Do I play with my kids enough? Do the kids and I do enough arts and crafts? Do they get too much screen time? Should I really have spoken to them that way? I could go on, but these are just a few of the concerns I have as a parent that can make me feel guilty.
In my latest video collaboration, Jo and I discuss what makes us guilty, our experiences of guilt and whether mum and dad guilt is any different. Please do click on play below to see what we had to say.
School run guilt
I found there were some interesting parallels in what we had experienced. It was the guilt at having a daughter at nursery full-time and having missed some of those never-to-repeated parenting moments like the first steps that persuaded me to leave the workforce so I could spend more time at home.
Jo, who works full-time running a telecommunications business with her brother, said she had been made to feel very guilt by her daughter for not doing the school run. Her daughter once remarked: “You’re the only mum who doesn’t pick up from school.”
“It made me feel terribly guilty,” said Jo. “A lot of the mums had no idea who I was and made a point of saying they had ‘never seen me before’”.
Although Jo discovered she wasn’t the only mum not to do the school run, the experience clearly had an impact. This experience partly inspired her to start the Guilty Mother blog!
Fatherhood guilt
Naturally I had to ask Jo about fatherhood guilt. Interesting, Jo admits in this blog post that it’s an issue she hadn’t really considered before.
Even so, Jo feels that fathers are affected by “something” but that it’s not quite the same as mum guilt.
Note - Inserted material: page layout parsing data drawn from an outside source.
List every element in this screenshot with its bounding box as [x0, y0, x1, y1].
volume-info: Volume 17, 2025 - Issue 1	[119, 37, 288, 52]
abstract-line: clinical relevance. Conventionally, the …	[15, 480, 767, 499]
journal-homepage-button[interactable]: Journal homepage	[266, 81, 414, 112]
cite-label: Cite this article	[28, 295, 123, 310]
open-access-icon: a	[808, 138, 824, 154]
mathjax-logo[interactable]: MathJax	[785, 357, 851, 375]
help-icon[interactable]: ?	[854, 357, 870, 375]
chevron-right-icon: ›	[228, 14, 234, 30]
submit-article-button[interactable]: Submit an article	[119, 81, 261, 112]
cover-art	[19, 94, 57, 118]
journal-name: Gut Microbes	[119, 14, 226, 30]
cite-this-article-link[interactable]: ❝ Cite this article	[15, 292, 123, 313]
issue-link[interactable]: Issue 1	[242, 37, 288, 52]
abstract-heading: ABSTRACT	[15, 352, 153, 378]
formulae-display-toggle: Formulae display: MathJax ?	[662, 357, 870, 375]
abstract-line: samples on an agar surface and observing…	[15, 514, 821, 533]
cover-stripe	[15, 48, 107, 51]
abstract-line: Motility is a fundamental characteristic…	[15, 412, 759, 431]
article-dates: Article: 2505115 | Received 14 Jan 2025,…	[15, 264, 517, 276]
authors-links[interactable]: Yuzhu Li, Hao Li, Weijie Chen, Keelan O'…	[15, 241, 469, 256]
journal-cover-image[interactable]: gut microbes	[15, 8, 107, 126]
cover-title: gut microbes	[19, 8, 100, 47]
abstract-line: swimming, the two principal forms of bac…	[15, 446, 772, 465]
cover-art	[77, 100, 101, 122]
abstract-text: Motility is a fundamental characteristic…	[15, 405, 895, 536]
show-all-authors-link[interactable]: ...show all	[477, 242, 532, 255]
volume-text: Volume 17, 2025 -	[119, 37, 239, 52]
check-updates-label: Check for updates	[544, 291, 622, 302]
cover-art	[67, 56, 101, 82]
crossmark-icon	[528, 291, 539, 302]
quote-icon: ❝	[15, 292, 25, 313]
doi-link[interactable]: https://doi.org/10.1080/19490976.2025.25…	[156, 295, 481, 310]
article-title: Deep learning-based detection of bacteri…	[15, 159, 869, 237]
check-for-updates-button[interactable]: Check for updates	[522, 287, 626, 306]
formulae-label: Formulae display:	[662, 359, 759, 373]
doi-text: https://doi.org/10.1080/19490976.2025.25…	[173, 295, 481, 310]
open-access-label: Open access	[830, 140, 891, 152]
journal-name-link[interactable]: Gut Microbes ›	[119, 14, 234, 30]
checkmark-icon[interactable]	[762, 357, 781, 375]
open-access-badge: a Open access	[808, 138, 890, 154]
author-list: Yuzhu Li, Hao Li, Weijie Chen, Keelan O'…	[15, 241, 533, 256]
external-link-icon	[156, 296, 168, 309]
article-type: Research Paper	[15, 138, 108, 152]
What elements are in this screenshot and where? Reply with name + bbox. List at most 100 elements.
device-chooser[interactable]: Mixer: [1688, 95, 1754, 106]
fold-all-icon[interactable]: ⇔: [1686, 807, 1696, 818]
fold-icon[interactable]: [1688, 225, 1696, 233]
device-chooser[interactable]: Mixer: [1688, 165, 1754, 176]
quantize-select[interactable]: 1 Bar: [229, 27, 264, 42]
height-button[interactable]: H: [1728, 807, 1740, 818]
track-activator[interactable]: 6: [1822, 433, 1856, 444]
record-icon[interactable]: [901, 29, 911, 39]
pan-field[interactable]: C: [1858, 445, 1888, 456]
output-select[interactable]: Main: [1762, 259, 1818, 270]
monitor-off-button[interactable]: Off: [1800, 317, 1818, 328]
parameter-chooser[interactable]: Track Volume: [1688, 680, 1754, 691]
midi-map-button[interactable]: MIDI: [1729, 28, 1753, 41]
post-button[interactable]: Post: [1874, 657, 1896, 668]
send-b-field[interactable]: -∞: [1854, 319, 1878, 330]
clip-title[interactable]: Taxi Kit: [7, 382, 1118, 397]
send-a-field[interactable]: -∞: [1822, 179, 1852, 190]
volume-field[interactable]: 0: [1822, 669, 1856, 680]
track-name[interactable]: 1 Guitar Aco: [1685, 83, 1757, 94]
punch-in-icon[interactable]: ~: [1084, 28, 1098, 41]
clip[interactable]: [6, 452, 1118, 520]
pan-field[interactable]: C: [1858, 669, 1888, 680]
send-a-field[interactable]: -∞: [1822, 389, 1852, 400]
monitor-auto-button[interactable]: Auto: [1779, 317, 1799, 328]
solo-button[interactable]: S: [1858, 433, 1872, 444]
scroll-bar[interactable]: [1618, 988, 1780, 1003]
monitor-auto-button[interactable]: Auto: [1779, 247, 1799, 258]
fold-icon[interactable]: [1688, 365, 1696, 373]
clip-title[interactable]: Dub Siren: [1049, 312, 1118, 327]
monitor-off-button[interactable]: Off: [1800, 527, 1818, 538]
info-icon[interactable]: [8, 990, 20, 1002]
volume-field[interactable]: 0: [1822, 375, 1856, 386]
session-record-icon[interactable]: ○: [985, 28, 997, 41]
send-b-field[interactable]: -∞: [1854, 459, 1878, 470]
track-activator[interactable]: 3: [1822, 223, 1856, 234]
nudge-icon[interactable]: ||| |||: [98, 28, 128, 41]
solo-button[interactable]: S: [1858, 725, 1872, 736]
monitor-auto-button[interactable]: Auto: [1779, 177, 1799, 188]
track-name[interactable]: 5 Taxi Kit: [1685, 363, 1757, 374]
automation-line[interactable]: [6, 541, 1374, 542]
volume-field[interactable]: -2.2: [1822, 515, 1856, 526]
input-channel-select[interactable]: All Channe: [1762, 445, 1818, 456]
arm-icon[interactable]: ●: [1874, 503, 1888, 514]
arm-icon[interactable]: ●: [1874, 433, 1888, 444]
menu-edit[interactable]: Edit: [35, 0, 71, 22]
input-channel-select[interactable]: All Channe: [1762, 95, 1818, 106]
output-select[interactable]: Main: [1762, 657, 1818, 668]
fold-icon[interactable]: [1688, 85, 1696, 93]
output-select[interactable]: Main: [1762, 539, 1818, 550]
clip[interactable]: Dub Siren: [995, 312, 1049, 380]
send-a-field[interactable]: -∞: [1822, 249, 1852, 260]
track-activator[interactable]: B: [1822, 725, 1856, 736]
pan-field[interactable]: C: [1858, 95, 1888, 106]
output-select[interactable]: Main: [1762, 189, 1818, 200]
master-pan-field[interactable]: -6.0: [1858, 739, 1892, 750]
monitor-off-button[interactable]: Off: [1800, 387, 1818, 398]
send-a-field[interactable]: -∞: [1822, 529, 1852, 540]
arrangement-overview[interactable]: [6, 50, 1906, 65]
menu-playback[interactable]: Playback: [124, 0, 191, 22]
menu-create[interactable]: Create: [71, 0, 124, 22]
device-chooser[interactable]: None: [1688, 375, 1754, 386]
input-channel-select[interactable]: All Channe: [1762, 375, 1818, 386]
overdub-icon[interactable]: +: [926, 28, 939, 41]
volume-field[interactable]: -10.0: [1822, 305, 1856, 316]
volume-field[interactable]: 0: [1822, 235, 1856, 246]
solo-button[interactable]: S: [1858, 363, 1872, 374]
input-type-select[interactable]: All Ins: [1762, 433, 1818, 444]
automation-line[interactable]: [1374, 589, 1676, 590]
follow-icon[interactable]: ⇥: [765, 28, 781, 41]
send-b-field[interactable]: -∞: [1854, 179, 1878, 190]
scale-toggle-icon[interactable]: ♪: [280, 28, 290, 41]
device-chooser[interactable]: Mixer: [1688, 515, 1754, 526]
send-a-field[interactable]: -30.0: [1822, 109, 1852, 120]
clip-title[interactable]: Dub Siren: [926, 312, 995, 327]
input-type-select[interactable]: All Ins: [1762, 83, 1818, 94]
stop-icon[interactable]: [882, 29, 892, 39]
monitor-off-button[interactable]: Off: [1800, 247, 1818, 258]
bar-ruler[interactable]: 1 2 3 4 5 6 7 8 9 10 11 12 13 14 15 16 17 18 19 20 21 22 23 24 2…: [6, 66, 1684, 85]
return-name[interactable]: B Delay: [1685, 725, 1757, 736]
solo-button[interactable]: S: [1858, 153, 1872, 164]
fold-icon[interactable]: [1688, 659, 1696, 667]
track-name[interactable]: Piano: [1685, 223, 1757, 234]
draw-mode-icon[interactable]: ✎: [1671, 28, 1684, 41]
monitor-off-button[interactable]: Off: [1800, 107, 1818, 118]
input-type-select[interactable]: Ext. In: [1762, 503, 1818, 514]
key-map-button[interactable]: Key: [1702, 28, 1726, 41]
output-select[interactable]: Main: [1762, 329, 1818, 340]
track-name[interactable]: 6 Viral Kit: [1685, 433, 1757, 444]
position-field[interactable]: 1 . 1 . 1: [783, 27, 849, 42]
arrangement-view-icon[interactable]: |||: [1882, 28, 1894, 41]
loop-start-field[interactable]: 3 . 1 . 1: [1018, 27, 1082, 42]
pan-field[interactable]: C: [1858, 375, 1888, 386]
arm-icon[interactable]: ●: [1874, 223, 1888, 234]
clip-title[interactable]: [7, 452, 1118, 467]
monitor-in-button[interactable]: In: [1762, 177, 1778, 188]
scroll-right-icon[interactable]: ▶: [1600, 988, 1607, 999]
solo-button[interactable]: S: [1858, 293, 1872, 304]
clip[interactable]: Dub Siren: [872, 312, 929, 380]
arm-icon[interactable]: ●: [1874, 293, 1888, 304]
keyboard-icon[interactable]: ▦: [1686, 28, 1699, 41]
In the video she talks at length about how her husband treasures the times he spends with their children and that he likes to do it on his own, without interruption. He can’t “get back” the long hours he spends at work, but will do whatever he can with them when he is at home.
I must confess, I wasn’t entirely persuaded by this argument. In my experience, dad guilt is very real. It’s certainly something I hear guys talking about. Maybe it’s something that men just need to get better at discussing?
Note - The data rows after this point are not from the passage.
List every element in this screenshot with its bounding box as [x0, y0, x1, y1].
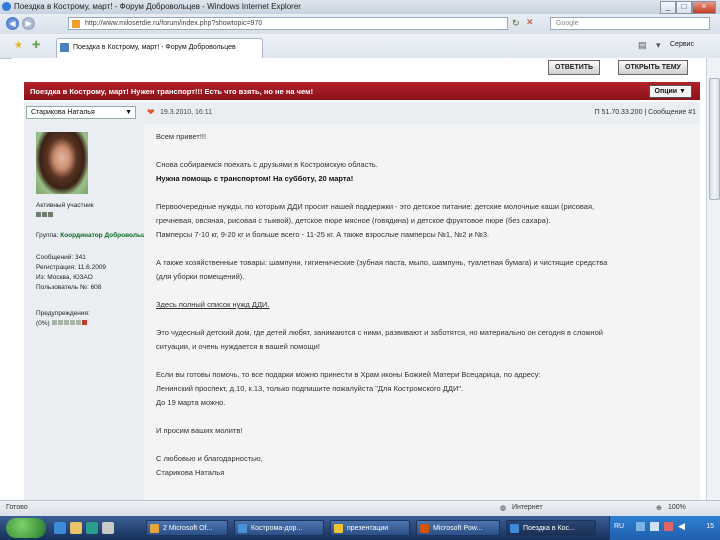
back-button[interactable]: ◀: [6, 17, 19, 30]
task-powerpoint[interactable]: Microsoft Pow...: [416, 520, 500, 536]
post-line: Если вы готовы помочь, то все подарки мо…: [156, 370, 541, 379]
scrollbar-thumb[interactable]: [709, 78, 720, 200]
warnings-label: Предупреждения:: [36, 310, 90, 317]
tools-menu[interactable]: Сервис: [670, 41, 694, 48]
maximize-button[interactable]: □: [676, 1, 692, 14]
post-line: Памперсы 7-10 кг, 9-20 кг и больше всего…: [156, 230, 490, 239]
close-button[interactable]: ×: [692, 1, 716, 14]
minimize-button[interactable]: _: [660, 1, 676, 14]
needs-list-link[interactable]: Здесь полный список нужд ДДИ.: [156, 300, 270, 309]
page-content: ОТВЕТИТЬ ОТКРЫТЬ ТЕМУ Поездка в Кострому…: [12, 58, 706, 500]
post-line: Снова собираемся поехать с друзьями в Ко…: [156, 160, 378, 169]
post-line: С любовью и благодарностью,: [156, 454, 263, 463]
user-registered: Регистрация: 11.6.2009: [36, 264, 107, 271]
search-input[interactable]: Google: [550, 17, 710, 30]
stop-icon[interactable]: ✕: [526, 17, 534, 28]
zoom-icon: ⊕: [656, 505, 662, 512]
taskbar: 2 Microsoft Of... Кострома-дор... презен…: [0, 516, 720, 540]
task-presentations[interactable]: презентации: [330, 520, 410, 536]
warnings-value: (0%): [36, 320, 50, 327]
author-profile-panel: Активный участник Группа: Координатор До…: [24, 124, 153, 500]
address-bar-row: ◀ ▶ http://www.miloserdie.ru/forum/index…: [0, 14, 720, 35]
chevron-down-icon: ▼: [125, 109, 132, 116]
post-line: До 19 марта можно.: [156, 398, 226, 407]
tab-label: Поездка в Кострому, март! - Форум Добров…: [73, 44, 236, 51]
post-date: 19.3.2010, 16:11: [160, 109, 213, 116]
status-text: Готово: [6, 504, 28, 511]
post-line: (для уборки помещений).: [156, 272, 245, 281]
post-line: Всем привет!!!: [156, 132, 207, 141]
post-line: И просим ваших молитв!: [156, 426, 243, 435]
tab-forum[interactable]: Поездка в Кострому, март! - Форум Добров…: [56, 38, 263, 58]
task-office[interactable]: 2 Microsoft Of...: [146, 520, 228, 536]
desktop-quicklaunch-icon[interactable]: [102, 522, 114, 534]
topic-title: Поездка в Кострому, март! Нужен транспор…: [30, 87, 314, 96]
page-menu-icon[interactable]: ▾: [656, 40, 661, 51]
antivirus-icon[interactable]: [664, 522, 673, 531]
rank-pips: [36, 212, 54, 219]
status-bar: Готово ◍ Интернет ⊕ 100%: [0, 500, 720, 517]
vertical-scrollbar[interactable]: [706, 58, 720, 500]
address-url: http://www.miloserdie.ru/forum/index.php…: [85, 20, 263, 27]
page-icon: [72, 20, 80, 28]
task-kostroma[interactable]: Кострома-дор...: [234, 520, 324, 536]
post-line: Ленинский проспект, д.10, к.13, только п…: [156, 384, 464, 393]
options-button[interactable]: Опции ▼: [648, 85, 692, 98]
tray-app-icon[interactable]: [636, 522, 645, 531]
post-header: ❤ 19.3.2010, 16:11 Π 51.70.33.200 | Сооб…: [144, 102, 700, 124]
new-topic-button[interactable]: ОТКРЫТЬ ТЕМУ: [618, 60, 688, 75]
print-icon[interactable]: ▤: [638, 40, 647, 51]
address-input[interactable]: http://www.miloserdie.ru/forum/index.php…: [68, 17, 508, 30]
language-indicator[interactable]: RU: [614, 523, 624, 530]
ie-icon: [2, 2, 11, 11]
post-number-link[interactable]: Π 51.70.33.200 | Сообщение #1: [595, 109, 696, 116]
explorer-quicklaunch-icon[interactable]: [70, 522, 82, 534]
group-label: Группа:: [36, 232, 59, 239]
post-line: гречневая, овсяная, рисовая с тыквой), д…: [156, 216, 551, 225]
user-number: Пользователь №: 608: [36, 284, 102, 291]
user-posts: Сообщений: 341: [36, 254, 86, 261]
window-title: Поездка в Кострому, март! - Форум Добров…: [14, 2, 301, 11]
start-button[interactable]: [6, 518, 46, 538]
ie-quicklaunch-icon[interactable]: [54, 522, 66, 534]
add-favorites-icon[interactable]: ✚: [32, 40, 40, 51]
network-icon[interactable]: [650, 522, 659, 531]
reply-button[interactable]: ОТВЕТИТЬ: [548, 60, 601, 75]
forward-button[interactable]: ▶: [22, 17, 35, 30]
globe-icon: ◍: [500, 505, 507, 512]
media-quicklaunch-icon[interactable]: [86, 522, 98, 534]
user-from: Из: Москва, ЮЗАО: [36, 274, 93, 281]
refresh-icon[interactable]: ↻: [512, 18, 520, 29]
volume-icon[interactable]: ◀: [678, 521, 685, 532]
post-line: Старикова Наталья: [156, 468, 225, 477]
search-placeholder: Google: [556, 20, 579, 27]
post-line: ситуации, и очень нуждается в вашей помо…: [156, 342, 320, 351]
topic-title-bar: Поездка в Кострому, март! Нужен транспор…: [24, 82, 700, 100]
post-body: Всем привет!!! Снова собираемся поехать …: [144, 124, 700, 500]
post-line: Это чудесный детский дом, где детей любя…: [156, 328, 603, 337]
window-title-bar: Поездка в Кострому, март! - Форум Добров…: [0, 0, 720, 15]
favorites-star-icon[interactable]: ★: [14, 40, 23, 51]
security-zone: Интернет: [512, 504, 543, 511]
tab-favicon: [60, 43, 69, 52]
tab-bar: ★ ✚ Поездка в Кострому, март! - Форум До…: [0, 34, 720, 59]
heart-icon: ❤: [147, 107, 155, 117]
author-name: Старикова Наталья: [31, 109, 95, 116]
user-rank: Активный участник: [36, 202, 94, 209]
post-line: А также хозяйственные товары: шампуни, г…: [156, 258, 608, 267]
warnings-level: (0%): [36, 320, 88, 327]
post-line: Нужна помощь с транспортом! На субботу, …: [156, 174, 354, 183]
group-value: Координатор Добровольцев: [60, 232, 153, 239]
task-ie-forum[interactable]: Поездка в Кос...: [506, 520, 596, 536]
author-dropdown[interactable]: Старикова Наталья ▼: [26, 106, 136, 119]
post-line: Первоочередные нужды, по которым ДДИ про…: [156, 202, 595, 211]
avatar: [36, 132, 88, 194]
clock[interactable]: 15: [706, 523, 714, 530]
user-group: Группа: Координатор Добровольцев: [36, 232, 153, 239]
zoom-level[interactable]: 100%: [668, 504, 686, 511]
system-tray: RU ◀ 15: [609, 516, 720, 540]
It’s an issue for working and stay at home parents
Moving on from mum and dad guilt, for me one of the most interesting comments Jo made was: “It’s not just working parents that feel guilty.”
She explained that parents who stay at home can feel guilt. I would certainly agree with this.
I know my wife feels guilty for not being around the kids as much as she would like. She felt this particularly acutely shortly after Izzy was born.
As the stay at home parent, I make no secret of my battle with parental guilt. On that basis, I feel Jo is quite right, mums and dads can feel guilt whether they are working or not.
More to follow. . .
It was a fascinating discussion. Jo and I have it in mind to meet up again and record more videos.
If there’s a subject you’d like us to discuss, please do leave a comment below. Please do also leave a comment detailing your experience of mum or dad guilt. I’d love to hear what your thoughts are.
2 thoughts on “Exploring mum guilt and dad guilt with The Guilty Mother”
This is an interesting comparison! I think that all parents have guilt of some sort – how deep and how it shows itself just depend on our situations.
It’s hard when there is no concrete way of knowing what is best for our children. We all just have to figure it out as we go and be proud of our decisions.
It is very hard and what you say echoes Jo’s sentiment of you watch the video. She outlined exactly what she thought success looked like. We do indeed have to figure this out for ourselves.